Integrating Signaling Pathways with Transcription Factor Networks—On the Trail of Sisyphus?

In the context of health and disease research, cells use signaling pathways that transduce stimuli from the extracellular environment to modulate intracellular gene expression via the activity of transcription factors and cofactors (coactivators and/or corepressors). Upstream signaling can either potentiate or inhibit transcription factors, primarily through post-translational modifications (mainly phosphorylation), changes in localization (e.g., the masking of nuclear localization signal(s) and cytoplasmic retention by binding to an anchoring protein), alterations in their transcription/translation, or by modifying their ability to access their target genes in an epigenetic manner [1]. A few examples of signaling cascades leading to the upregulation or downregulation of transcription factors are Janus kinase (JAK) signaling, which activates members of the signal transducer and activator of transcription (STAT) family of transcription factors [2]; transforming growth factor beta (TGF-β) signaling, which leads to the activation of the suppressor of mother against decapentaplegic (SMAD) family of transcription factors [3]; Hippo signaling, which targets the TEA domain-containing (TEAD) family of transcription factors [4]; and Wingless-related integration site (WNT) signaling, which induces the activation of β-catenin [5].

Under normal conditions, this intricate molecular process that begins from the cell membrane, continues with intracellular signaling pathways, and ends with transcription factor-dependent gene regulation, allowing cells to acquire and maintain their identity, as well as respond to their dynamic extracellular environment. In the context of disease, abnormal signaling and transcription factor function result in aberrant gene regulation and pathological cell phenotypes. Undoubtedly, signaling pathways and transcription factors are interconnected and should be studied in concert to better understand cellular physiology and pathophysiology. Yet, deciphering the interplay between cell signaling and transcription-factor-mediated gene control still remains a challenge because it is affected by multiple factors and is context-dependent.

In order to draw a full picture of the complex crosstalk between signaling pathways and transcription factors, several recent studies have used comprehensive approaches that integrate multi-omics data, including genomics, transcriptomics, epigenomics, proteomics, phosphoproteomics, and metabolomics. These systematic multi-omics studies have brought new insights into the interaction between signaling pathways and transcription factor networks that advance the current knowledge on the gene regulatory landscape. Importantly, multi-omics data reveal biologically and clinically relevant mechanisms, therapeutic targets, and biomarkers that can be leveraged in the clinic for patient stratification and treatment. For example, Mun et al. recently conducted a study whereby proteomics and post-translational modification data were integrated with transcriptional profiling, uncovering the molecular heterogeneity of early-onset gastric cancer [6]. In another study, Wang et al. reported a multi-omics method based on interactions among proteomics, phosphoproteomics, and transcriptomics that identified numerous oncogenic drivers, including kinases and transcription factors, in glioma [7]. In the research field of early human development, Alanis-Lobato et al. provided a multi-omics approach to predict gene regulatory networks in early human embryos [8]. In the context of human physiology, Yan et al. generated multi-omics data related to transcriptional regulation in response to high-altitude hypoxia [9]. Additionally, a study by Li et al. developed a multi-omics method to unravel the gene expression networks associated with the transcription factor activator protein 1 (AP-1) [10]. In a recent study by He et al., an integrative analysis of multi-omics data unveiled a drug-resistance mechanism involving the transcription factor Rb in hepatocellular carcinoma [11]. Similarly, using muti-omics profiling, Lu et al. discovered key signaling pathways that are modulated by the transcription factor STAT3 in ovarian cancer [12]. These studies, along with several others, underline the important knowledge that can be uncovered by integrating data from multiple molecular layers.

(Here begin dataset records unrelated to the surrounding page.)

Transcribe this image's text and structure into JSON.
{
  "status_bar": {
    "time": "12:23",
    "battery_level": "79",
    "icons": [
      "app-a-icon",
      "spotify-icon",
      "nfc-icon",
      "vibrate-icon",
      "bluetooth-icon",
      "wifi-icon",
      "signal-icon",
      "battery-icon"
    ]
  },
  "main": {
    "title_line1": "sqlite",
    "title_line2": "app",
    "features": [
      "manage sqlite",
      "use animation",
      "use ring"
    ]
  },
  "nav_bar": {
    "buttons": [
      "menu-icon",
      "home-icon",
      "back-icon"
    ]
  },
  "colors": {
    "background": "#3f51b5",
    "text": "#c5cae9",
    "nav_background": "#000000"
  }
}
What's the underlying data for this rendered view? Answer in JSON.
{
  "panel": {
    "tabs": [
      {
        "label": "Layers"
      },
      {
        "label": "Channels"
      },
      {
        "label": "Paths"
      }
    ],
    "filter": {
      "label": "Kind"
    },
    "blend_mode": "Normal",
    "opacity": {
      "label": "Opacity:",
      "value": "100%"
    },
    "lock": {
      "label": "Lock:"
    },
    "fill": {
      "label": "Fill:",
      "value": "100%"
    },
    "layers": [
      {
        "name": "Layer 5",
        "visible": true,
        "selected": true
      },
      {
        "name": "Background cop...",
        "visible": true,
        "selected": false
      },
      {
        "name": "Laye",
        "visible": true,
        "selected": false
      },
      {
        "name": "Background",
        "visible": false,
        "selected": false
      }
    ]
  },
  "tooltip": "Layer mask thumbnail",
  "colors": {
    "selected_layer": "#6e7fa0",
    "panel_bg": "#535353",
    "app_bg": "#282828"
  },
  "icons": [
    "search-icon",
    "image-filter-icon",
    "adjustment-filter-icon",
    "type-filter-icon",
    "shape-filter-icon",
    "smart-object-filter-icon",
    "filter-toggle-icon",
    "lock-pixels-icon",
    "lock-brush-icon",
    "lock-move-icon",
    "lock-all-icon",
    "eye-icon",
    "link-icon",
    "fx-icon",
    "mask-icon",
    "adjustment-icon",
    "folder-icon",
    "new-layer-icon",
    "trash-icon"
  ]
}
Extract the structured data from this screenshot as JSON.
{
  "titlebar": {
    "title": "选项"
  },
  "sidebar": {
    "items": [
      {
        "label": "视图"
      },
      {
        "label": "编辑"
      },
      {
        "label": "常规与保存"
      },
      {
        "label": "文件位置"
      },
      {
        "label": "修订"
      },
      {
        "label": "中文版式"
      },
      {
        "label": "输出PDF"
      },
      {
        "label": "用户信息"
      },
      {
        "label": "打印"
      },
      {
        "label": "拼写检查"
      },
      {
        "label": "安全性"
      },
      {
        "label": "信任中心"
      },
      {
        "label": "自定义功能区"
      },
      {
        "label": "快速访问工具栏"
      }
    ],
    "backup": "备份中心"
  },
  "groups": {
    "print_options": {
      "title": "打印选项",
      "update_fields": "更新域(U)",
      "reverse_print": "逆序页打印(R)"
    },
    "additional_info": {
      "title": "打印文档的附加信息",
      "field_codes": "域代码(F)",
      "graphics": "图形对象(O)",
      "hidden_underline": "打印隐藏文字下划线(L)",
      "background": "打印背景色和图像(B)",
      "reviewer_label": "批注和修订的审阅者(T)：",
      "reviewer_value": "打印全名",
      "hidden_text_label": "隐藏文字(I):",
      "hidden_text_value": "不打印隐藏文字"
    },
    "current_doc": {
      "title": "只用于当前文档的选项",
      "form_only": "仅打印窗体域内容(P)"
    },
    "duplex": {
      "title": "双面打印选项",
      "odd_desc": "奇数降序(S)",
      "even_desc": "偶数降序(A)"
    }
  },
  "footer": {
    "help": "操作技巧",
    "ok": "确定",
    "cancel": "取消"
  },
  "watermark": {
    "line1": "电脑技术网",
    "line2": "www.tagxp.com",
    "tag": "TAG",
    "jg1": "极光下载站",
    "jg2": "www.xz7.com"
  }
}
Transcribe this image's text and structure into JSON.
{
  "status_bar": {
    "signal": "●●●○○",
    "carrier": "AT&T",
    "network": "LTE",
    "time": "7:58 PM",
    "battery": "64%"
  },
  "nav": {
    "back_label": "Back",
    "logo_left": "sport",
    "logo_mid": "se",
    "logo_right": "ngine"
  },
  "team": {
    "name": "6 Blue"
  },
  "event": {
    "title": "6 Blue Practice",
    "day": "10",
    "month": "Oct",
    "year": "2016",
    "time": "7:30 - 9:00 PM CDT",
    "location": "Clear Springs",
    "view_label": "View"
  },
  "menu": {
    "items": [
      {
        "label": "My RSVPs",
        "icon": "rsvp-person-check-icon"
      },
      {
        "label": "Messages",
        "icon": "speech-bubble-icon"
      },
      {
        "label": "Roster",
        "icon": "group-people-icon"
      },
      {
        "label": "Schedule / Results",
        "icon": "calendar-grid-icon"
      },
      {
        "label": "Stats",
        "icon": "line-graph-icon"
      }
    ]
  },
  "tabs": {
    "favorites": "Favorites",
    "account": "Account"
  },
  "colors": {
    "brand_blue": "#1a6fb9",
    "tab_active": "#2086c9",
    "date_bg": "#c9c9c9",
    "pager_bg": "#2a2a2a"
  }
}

For a dynamic relationship between signaling cascades and transcription factor networks to develop in a biological system, we must be aware of all aspects of -omics since genomics, transcriptomics, epigenomics, and proteomics are deeply interconnected. With the aid of artificial intelligence (AI), comprehensive multi-omics data analyses will revolutionize our understanding of cell signaling and gene regulation in both healthy and diseased states.